Hattâ Rızkın çok enva'ından yalnız bir nev'inin tatlarını tanımak için,
lisanda kuvve-i zaika namında bir cihaz ile, mat'umat adedince manevî ince
ince mizancıklar konulmuştur. Demek Kâinat içinde en acib, en zengin,
en garib, en şirin, en câmi', en bedi' Hakikat Rızıktadır.
Şimdi görüyoruz ki: Herşey nasılki Rızkın etrafında toplanmış, ona
bakıyor; öyle de Rızık dahi bütün enva'ıyla manen ve maddeten, halen ve
kalen Şükür ile kaimdir, Şükür ile oluyor, Şükrü yetiştiriyor, Şükrü
gösteriyor.

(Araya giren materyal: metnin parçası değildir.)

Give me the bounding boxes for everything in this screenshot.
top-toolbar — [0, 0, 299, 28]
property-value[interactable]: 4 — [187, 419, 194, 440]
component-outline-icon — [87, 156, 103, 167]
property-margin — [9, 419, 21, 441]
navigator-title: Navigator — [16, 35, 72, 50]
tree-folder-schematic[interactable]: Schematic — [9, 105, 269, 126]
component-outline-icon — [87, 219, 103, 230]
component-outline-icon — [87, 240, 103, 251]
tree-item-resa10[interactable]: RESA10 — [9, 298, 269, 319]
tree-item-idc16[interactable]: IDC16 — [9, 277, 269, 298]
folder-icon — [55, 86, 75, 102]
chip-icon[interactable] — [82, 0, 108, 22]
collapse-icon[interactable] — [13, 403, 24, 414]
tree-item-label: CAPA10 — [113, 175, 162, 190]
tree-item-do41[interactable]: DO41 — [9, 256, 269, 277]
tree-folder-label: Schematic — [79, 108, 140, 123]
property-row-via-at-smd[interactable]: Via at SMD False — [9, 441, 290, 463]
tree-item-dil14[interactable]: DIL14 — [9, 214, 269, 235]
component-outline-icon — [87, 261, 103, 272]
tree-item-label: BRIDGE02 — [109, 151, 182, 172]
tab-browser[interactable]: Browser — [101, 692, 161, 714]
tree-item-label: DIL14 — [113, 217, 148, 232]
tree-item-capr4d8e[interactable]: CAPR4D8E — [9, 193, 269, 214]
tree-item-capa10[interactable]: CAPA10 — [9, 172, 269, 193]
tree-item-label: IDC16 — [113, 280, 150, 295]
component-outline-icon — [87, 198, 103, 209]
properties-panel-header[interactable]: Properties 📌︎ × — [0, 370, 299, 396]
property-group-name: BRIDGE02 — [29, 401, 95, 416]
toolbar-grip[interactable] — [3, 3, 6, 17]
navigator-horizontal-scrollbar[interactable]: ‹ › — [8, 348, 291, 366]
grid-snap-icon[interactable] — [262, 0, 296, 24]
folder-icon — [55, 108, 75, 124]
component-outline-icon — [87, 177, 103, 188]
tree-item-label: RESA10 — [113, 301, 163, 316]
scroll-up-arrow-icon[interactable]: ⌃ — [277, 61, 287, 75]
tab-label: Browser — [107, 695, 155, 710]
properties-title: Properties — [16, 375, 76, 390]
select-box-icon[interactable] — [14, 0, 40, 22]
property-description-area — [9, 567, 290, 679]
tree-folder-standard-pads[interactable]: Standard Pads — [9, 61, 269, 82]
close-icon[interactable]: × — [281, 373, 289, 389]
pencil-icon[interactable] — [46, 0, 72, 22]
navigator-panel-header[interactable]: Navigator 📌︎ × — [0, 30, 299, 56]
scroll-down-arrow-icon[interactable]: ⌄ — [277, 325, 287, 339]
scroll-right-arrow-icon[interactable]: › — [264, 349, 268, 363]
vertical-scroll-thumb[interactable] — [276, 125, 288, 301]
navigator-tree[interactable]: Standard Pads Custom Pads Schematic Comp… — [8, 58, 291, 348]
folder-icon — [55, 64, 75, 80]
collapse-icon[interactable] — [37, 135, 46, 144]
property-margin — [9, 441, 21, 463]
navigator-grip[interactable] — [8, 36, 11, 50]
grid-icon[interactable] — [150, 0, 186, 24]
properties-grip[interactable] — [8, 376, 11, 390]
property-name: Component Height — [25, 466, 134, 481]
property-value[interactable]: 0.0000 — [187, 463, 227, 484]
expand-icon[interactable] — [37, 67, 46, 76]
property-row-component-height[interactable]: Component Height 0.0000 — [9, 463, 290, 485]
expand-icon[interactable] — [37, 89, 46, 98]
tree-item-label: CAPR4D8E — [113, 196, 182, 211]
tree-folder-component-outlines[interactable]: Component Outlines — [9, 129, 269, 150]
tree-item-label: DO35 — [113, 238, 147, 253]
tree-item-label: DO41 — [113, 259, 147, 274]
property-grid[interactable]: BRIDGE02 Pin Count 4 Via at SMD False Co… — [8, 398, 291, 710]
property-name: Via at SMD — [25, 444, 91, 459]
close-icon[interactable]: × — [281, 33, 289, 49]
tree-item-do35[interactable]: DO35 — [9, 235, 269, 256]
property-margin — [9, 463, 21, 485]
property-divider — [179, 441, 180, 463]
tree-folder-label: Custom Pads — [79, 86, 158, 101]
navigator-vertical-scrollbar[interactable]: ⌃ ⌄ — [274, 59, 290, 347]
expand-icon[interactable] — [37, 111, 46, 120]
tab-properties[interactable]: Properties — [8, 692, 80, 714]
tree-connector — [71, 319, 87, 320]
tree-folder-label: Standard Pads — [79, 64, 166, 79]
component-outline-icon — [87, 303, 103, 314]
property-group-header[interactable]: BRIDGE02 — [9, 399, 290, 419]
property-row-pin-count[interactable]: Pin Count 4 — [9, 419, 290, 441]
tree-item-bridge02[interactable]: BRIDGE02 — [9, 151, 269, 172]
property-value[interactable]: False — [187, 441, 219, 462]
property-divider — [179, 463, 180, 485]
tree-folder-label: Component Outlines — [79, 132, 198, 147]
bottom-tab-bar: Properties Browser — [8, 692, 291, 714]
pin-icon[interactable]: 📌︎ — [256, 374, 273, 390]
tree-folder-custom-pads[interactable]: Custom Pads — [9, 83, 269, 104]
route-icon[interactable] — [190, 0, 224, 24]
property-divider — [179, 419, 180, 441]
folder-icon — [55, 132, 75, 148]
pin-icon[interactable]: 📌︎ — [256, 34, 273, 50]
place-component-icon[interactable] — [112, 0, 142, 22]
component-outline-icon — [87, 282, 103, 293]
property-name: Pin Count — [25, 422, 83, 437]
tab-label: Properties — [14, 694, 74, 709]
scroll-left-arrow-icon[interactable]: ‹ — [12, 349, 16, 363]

Çünki Rızka iştiha ve iştiyak, bir nevi Şükr-ü Fıtrîdir. Ve
telezzüz ve zevk dahi gayr-ı şuurî bir Şükürdür ki, bütün hayvanatta
bu Şükür vardır. Yalnız insan, dalâlet ve küfür ile o fıtrî Şükrün
mahiyetini değiştiriyor; Şükürden, şirke gidiyor.
Hem Rızık olan Ni’metlerde gayet güzel süslü suretler, gayet güzel
kokular, gayet güzel tatmaklar; Şükrün davetçileridir, zîhayatı şevke davet
eder ve şevk ile bir nevi istihsan ve ihtirama sevkeder, bir Şükr-ü Manevî
ettirir. Ve zîşuurun nazarını dikkate celbeder, istihsana tergib eder.
Ni’metleri ihtirama onu teşvik eder; onun ile kalen ve fiilen Şükre irşad
eder ve Şükür ettirir ve Şükür içinde en âlî ve tatlı lezzeti ve zevki ona
tattırır. Yani gösterir ki: Şu lezzetli Rızık ve Ni’met, kısa ve muvakkat bir
lezzet-i zahiriyesiyle beraber dâimî, hakikî, hadsiz bir lezzeti ve zevki
taşıyan İltifat-ı Rahmanîyi Şükür ile kazandırır. Yani: Rahmet
Hazinelerinin Mâlik-i Keriminin hadsiz lezzetli olan İltifatını düşündürüp,
şu dünyada dahi Cennet'in bâkî bir zevkini manen tattırır. İşte Rızık, Şükür
vasıtasıyla o kadar kıymetdar ve zengin bir Hazine-i Câmia olduğu halde,
şükürsüzlük ile nihayet derecede sukut eder.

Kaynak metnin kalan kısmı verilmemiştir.